Sebagai catatan, gempa di Turki terjadi beberapa hari setelah upacara peringatan peristiwa gempa di wilayah yang sama pada 1999 dan menewaskan sekitar 18.000 orang. Tak ingin peristiwa serupa terulang, pemerintah setempat mengeluarkan kebijakan yang menegaskan aturan keamanan bangunan. Hasilnya, kerugian akibat gempa kali ini dapat berkurang signifikan. Bencana alam tidak selamanya berakhir menjadi tragedi jika penanganannya tepat.
Kesuksesan Turki dalam mencegah kerugian fatal tidak hanya berkat penegasan aturan kode standar bangunan, tetapi juga pemanfaatan teknologi satelit. Telepon satelit mereka andalkan karena sistem telekomunikasi terestrial hancur. Setelah itu, otoritas ilmiah Turki meluncurkan satelit BiLSAT pada 2003 yang fungsi utamanya memantau dan menyediakan komunikasi bencana bersama dengan beberapa negara lainnya.
Sementara itu, aparat, warga, dan sukarelawan di lokasi gempa Cianjur saat ini masih berjibaku untuk menemukan dan mengevakuasi para korban dengan keterbatasan yang ada. Pemetaan dampak gempa yang menyeluruh sangat dibutuhkan untuk mengalokasikan sumber daya di lapangan secara cepat dan tepat. Pemetaan yang singkat ini hampir mustahil dilakukan tanpa bantuan data dari satelit.
Satelit, gempa, dan satu peta
Seperti dilakukan oleh Lembaga Penerbangan dan Antariksa Nasional (Lapan) sebelumnya, Badan Riset dan Inovasi Nasional (BRIN) sebagai instansi penyelenggara keantariksaan yang baru telah mengajukan permohonan bantuan data dan analisis dampak gempa Cianjur berbasis data satelit melalui beberapa mekanisme internasional, seperti Sentinal Asia, International Disaster Charter, hingga Regional Support Office (RSO) UN-SPIDER. Analisis ini membantu pemetaan kerusakan wilayah terdampak yang membentang dari Cianjur hingga Sukabumi.
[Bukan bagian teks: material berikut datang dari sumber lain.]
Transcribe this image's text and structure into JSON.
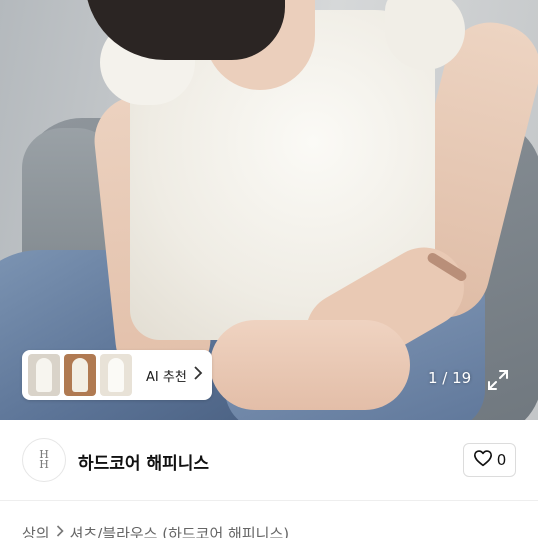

Peneliti Ahli Utama dari Pusat Riset Penginderaan Jauh (PRPJ) ORPA-BRIN, Prof M Rokhis Khomarudin, menyampaikan, data citra satelit gempa Cianjur di sejumlah titik telah didapatkan dari berbagai pihak internasional melalui koordinasi oleh INASA-BRIN dalam waktu yang relatif singkat. Data dari Sentinel Asia, misalkan, diolah oleh the Earth Observatory of Singapore-Remote Sensing Lab (EOS-RS) dan sudah tersedia di laman resmi sehari setelah gempa terjadi.
BRIN juga membentuk tim gabungan untuk menganalisis dampak gempa, meliputi potensi displacement lahan dan bangunan rusak. Tim gabungan terdiri dari Pusat Riset Penginderaan Jauh (PRPJ), Pusat Data dan Informasi (Pusdatin), dan Pusat Riset Kebencanaan Geologis (PRKG) melalui mekanisme RSO UN-SPIDER.
RSO UN-SPIDER adalah bentuk keanggotaan badan antariksa atau lembaga riset yang berkolaborasi di bawah naungan UN-SPIDER—badan PBB dalam urusan pemanfaatan teknologi satelit untuk bencana. Di tengah persoalan transformasi status personil akibat Lapan dilebur ke BRIN, undangan dari RSO UN-SPIDER tetap dipenuhi karena sifatnya sukarela.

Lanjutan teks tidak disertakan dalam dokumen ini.